Across ten chapters, Decision Analytics covers decision trees, Monte Carlo simulation, Markov chains, Markov decision processes, partially observable Markov decision processes, and constrained optimization models, including stochastic programs. Dedicated chapters on reinforcement learning and multi-agent learning introduce model-free approaches for finding optimal or near-optimal solutions. The final chapter covers approximate dynamic programming for decision-making at scale. Real-world examples, exercises, and an instructor's solution manual support classroom adoption.

Readers will also find:

  • Coverage of artificial intelligence techniques applied to sequential decision-making problems
  • Monte Carlo simulation methods used to analyse decision trees, Markov decision processes, and stochastic programming formulations
  • Python code examples throughout the text enabling direct implementation and experimentation with each model and algorithm presented
  • Practice exercises with solutions and an instructor's manual designed to support both self-study and classroom-based teaching
  • A concept-first pedagogical approach that explains foundational principles before demonstrating how they solve applied problems

Designed for undergraduate and graduate students in industrial engineering, operations research, and related STEM disciplines with introductory knowledge of mathematics, probability, and statistics, this book also serves researchers and professionals who require unified treatment of sequential decision-making methods.

商品描述(中文翻譯)

不確定性下序列決策的數學模型與演算法

不確定性下的序列決策廣泛存在於能源、醫療保健、金融、運輸與物流等領域。然而,能將基礎理論與計算實務相互串聯,且易於理解的相關教材仍然相當有限。《Decision Analytics: Mathematical Models and Algorithms for Sequential Decision-Making》由曾任 INFORMS 會長的 Brian T. Denton 撰寫,透過結構化的學習脈絡,從核心概念逐步延伸至進階方法,並以嚴謹的數學搭配可實際執行的 Python 程式碼。

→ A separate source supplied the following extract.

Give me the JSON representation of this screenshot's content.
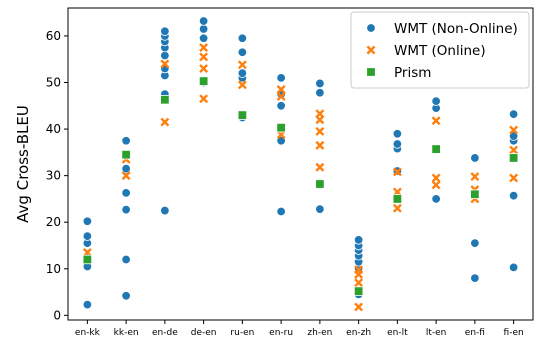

《Decision Analytics》全書共十章,涵蓋決策樹、Monte Carlo 模擬、Markov 鏈、Markov 決策過程、部分可觀測 Markov 決策過程,以及包含隨機規劃在內的限制式最佳化模型。專章介紹強化學習與多代理人學習,說明如何採用無模型方法尋找最佳或近似最佳解。最後一章則探討如何運用近似動態規劃,處理大規模決策問題。書中提供真實世界的案例與習題,並附有教師解答手冊,以支援課堂教學採用。

讀者還將學到:

• 將人工智慧技術應用於序列決策問題
• 使用 Monte Carlo 模擬方法分析決策樹、Markov 決策過程與隨機規劃模型
• 全書提供 Python 程式碼範例,讓讀者能直接實作並試驗書中介紹的各種模型與演算法
• 附有解答的練習題,以及支援自學與課堂教學的教師手冊
• 以概念為先的教學方法,先說明基礎原理,再示範如何運用這些原理解決實務問題

本書適合具備數學、機率與統計入門知識的工業工程、作業研究及相關 STEM 領域大學生與研究生閱讀;同時也適合需要完整學習序列決策方法的研究人員與業界專業人士。

作者簡介

Brian T. Denton, PhD, is the Stephen M. Pollock Collegiate Professor of Industrial and Operations Engineering at the University of Michigan. A past President of INFORMS, his research focuses on data-driven sequential decision making and optimization under uncertainty. His work has earned the National Science Foundation Career Award, INFORMS Daniel H. Wagner Prize, and the George E. Kimball medal. He is a Fellow of INFORMS and the Institute of Industrial and Systems Engineers.

作者簡介(中文翻譯)

Brian T. Denton 博士是 University of Michigan 工業與作業工程 Stephen M. Pollock 講座教授。他曾任 INFORMS 主席,研究專注於資料驅動的序列決策,以及不確定性下的最佳化。他的研究曾獲 National Science Foundation Career Award、INFORMS Daniel H. Wagner Prize,以及 George E. Kimball Medal。他是 INFORMS 與 Institute of Industrial and Systems Engineers 的 Fellow。